Oltre agli evasori, insomma, c’è un altro schieramento di concittadini - altrettanto composito, com­plesso e difficile da individuare ­che, in virtù di una funzione che gli è stata assegnata, infila le mani nei portafogli dei contribuenti onesti. Che sono, è bene ricordarlo, i forza­ti del sostituto di imposta, i lavorato­r­i dipendenti che non possono elu­dere il fisco, ma anche imprendito­ri e professionisti che non nascon­dono nulla allo stato. Ecco una bre­ve guida, ad uso di un governo tecni­co, nato sul giustissimo imperativo che in Italia, per mettere le cose a po­sto, bisogna scontentare un po’ tut­ti e non guardare in faccia a nessu­no.

Un esecutivo che ha la missione di rimettere in sesto la macchina senza curarsi troppo del consenso, potrebbe ad esempio cercare di ri­solvere, magari parzialmente, il problema italiano dell’eccesso di dipendenti pubblici. Su 3,2 milioni si stima ce ne siano circa 300 mila di troppo. Visto che la spesa comples­siva del lavoro pubblico è all’incir­ca di 165 miliardi all’anno, significa che decenni di assunzioni clientela­ri e di equivoci ideologici sul ruolo del lavoro pubblico, ci costano cir­ca 15 miliardi all’anno. Sicuramen­te non sono tutti soldi recuperabili, ma qualcuno sì. Magari con una bella azione spettacolare in stile Cortina dentro ministeri, Asl e re­gioni a caccia degli assenteisti, che, secondo stime un po’ datate,costa­no a loro volta circa 14 miliardi al­l’anno. C’è poi la corruzione,che fa parte dell’economia sommersa co­me l’evasione e pesa sul sistema Pa­ese­ ha stimato recentemente il pre­sidente della Corte dei conti Luigi Giampaolino - circa 60 miliardi di euro all’anno, senza contare i costi indiretti che i cittadini pagano in ter­mini di minor­i investimenti da par­te di chi potrebbe assumere, porta­re capitali e farci tutti un po’ più ric­chi, ma non lo fa perché è spaventa­to d­alla corruzione delle nostre isti­tuzioni e della nostra amministra­zione. Un fenomeno tutto «pubbli­co», che vale da solo la metà dell’evasione.
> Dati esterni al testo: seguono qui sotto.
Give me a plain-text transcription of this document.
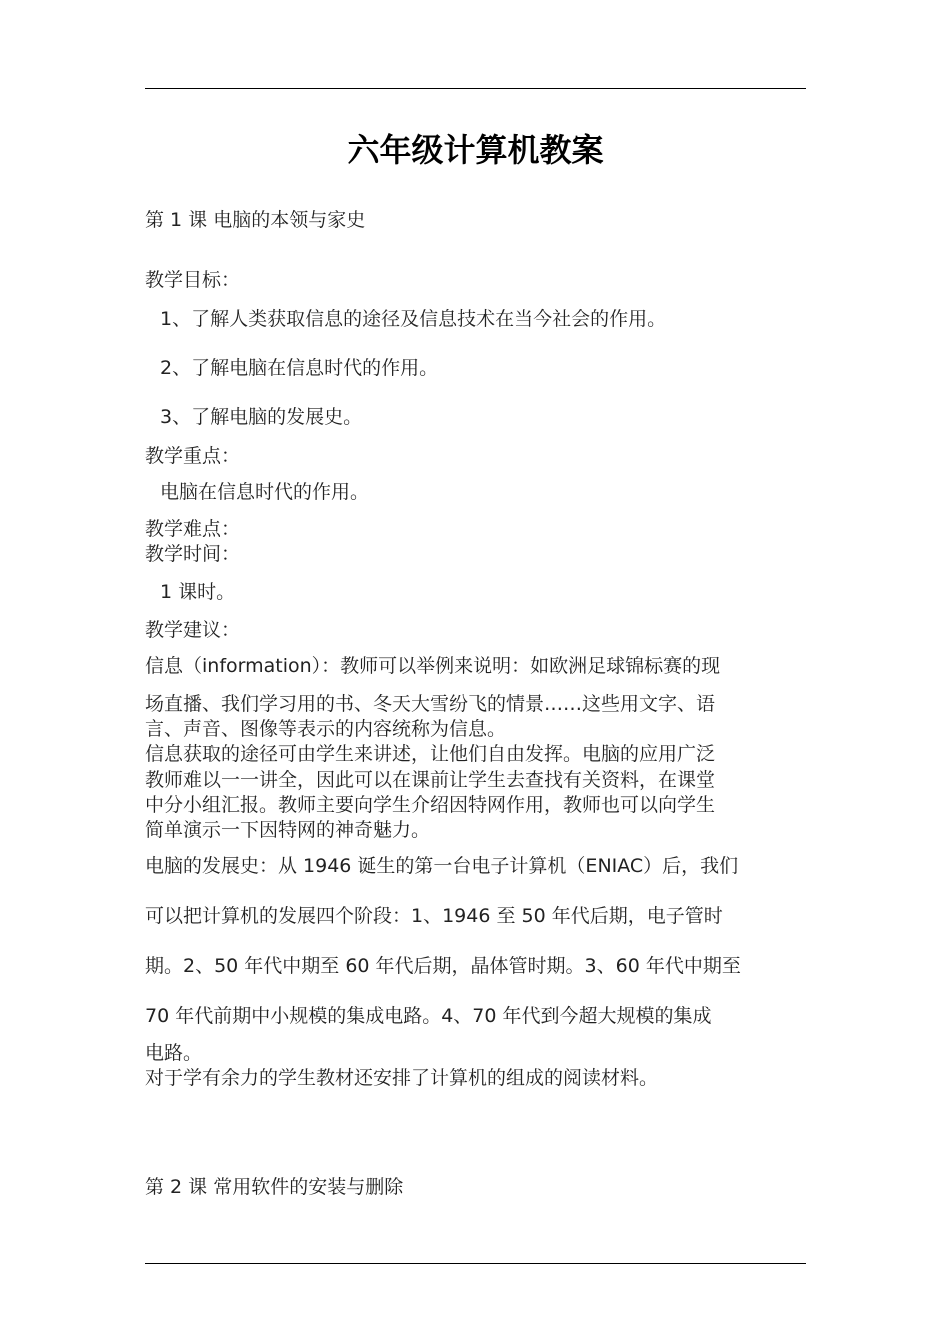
六年级计算机教案
第 1 课 电脑的本领与家史
教学目标：
1、了解人类获取信息的途径及信息技术在当今社会的作用。
2、了解电脑在信息时代的作用。
3、了解电脑的发展史。
教学重点：
电脑在信息时代的作用。
教学难点：
教学时间：
1 课时。
教学建议：
信息（information）：教师可以举例来说明：如欧洲足球锦标赛的现
场直播、我们学习用的书、冬天大雪纷飞的情景……这些用文字、语
言、声音、图像等表示的内容统称为信息。
信息获取的途径可由学生来讲述，让他们自由发挥。电脑的应用广泛
教师难以一一讲全，因此可以在课前让学生去查找有关资料，在课堂
中分小组汇报。教师主要向学生介绍因特网作用，教师也可以向学生
简单演示一下因特网的神奇魅力。
电脑的发展史：从 1946 诞生的第一台电子计算机（ENIAC）后，我们
可以把计算机的发展四个阶段：1、1946 至 50 年代后期，电子管时
期。2、50 年代中期至 60 年代后期，晶体管时期。3、60 年代中期至
70 年代前期中小规模的集成电路。4、70 年代到今超大规模的集成
电路。
对于学有余力的学生教材还安排了计算机的组成的阅读材料。
第 2 课 常用软件的安装与删除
Tutte situazioni limite, reprimer­le spetta all’autorità giudiziaria. Ma, così come ci sono gli evasori in­consapevoli, quelli che fanno erro­ri formali o saltano qualche termi­ne, anche nella sfera pubblica c’è un’area grigia che fa del male,legal­mente. Inconsapevoli ladri di com­petitività e ricchezza. Sicuramente le lobby, le professioni e tutti i setto­ri da liberalizzare, sui quali il gover­no intende intervenire. Ma c’è an­che la burocrazia che pesa su tutti i cittadini e, in particolare, sulle im­prese. Le stime in questo caso sono le più disparate. Si va dai 15 miliardi all’anno a carico delle aziende,solo per riempire moduli e gestire i rap­porti con la Pubblica amministra­zione. Stima di Confindustria. Ma c’è anche il calcolo fatto dall’Anti­trust. L’ex presidente Antonio Catri­calà, attualmente sottosegretario alla presidenza del consiglio, aveva calcolato che le scartoffie per le im­prese pesano per «61 miliardi di eu­ro: se riuscissimo a ridurre» il costo «del 25 per cento avremo un aumento del Pil dell’1,7 per cento».

Un altro classico dei mali italiani, che rischia di finire in ombra a cau­sa della giusta indignazione per gli evasori in tuta da sci, è quello dei co­sti del non fare. Dal 2009 al 2024, la rinuncia alla realizzazioni delle in­frastrutture costerà al Paese 324 mi­liardi, 21,6 miliardi all’anno.Anche in questo caso sono risorse sottrat­te ai cittadini. Una tassa occulta, la cui responsabilità è da imputare in larga parte a una classe politica che, per calcoli elettorali, fa scelte di comodo e scarica i costi sulle ge­nerazioni future. Difficile non considerare la politi­ca più onerosa d’Europa come un altro modo, legale, di mettere le ma­ni nelle tasche degli italiani. La Uil ha calcolato che i costi delle Istitu­zioni (Parlamento, altri organi costituzionali, Regioni, Province, Co­muni), ammontano a circa 6,3 mi­liardi, a cui vanno aggiunti 2,8 mi­l­iardi di euro per incarichi e consu­lenze conferiti dalla Pubblica am­ministrazione e altri 2,5, per i com­pe­nsi degli amministratori di socie­tà pubbliche.

In tutto 11,6 miliardi.

Anche i sindacati hanno un loro co­­sto sulla Pa, 120 milioni per i soli di­stacchi. C’è sicuramente il modo di fare spendere un po’ di meno ai con­­tribuenti, senza intaccare la demo­crazia e i diritti dei lavoratori. Basta decidere che le mani in tasca agli ita­liani non le deve mettere nessuno.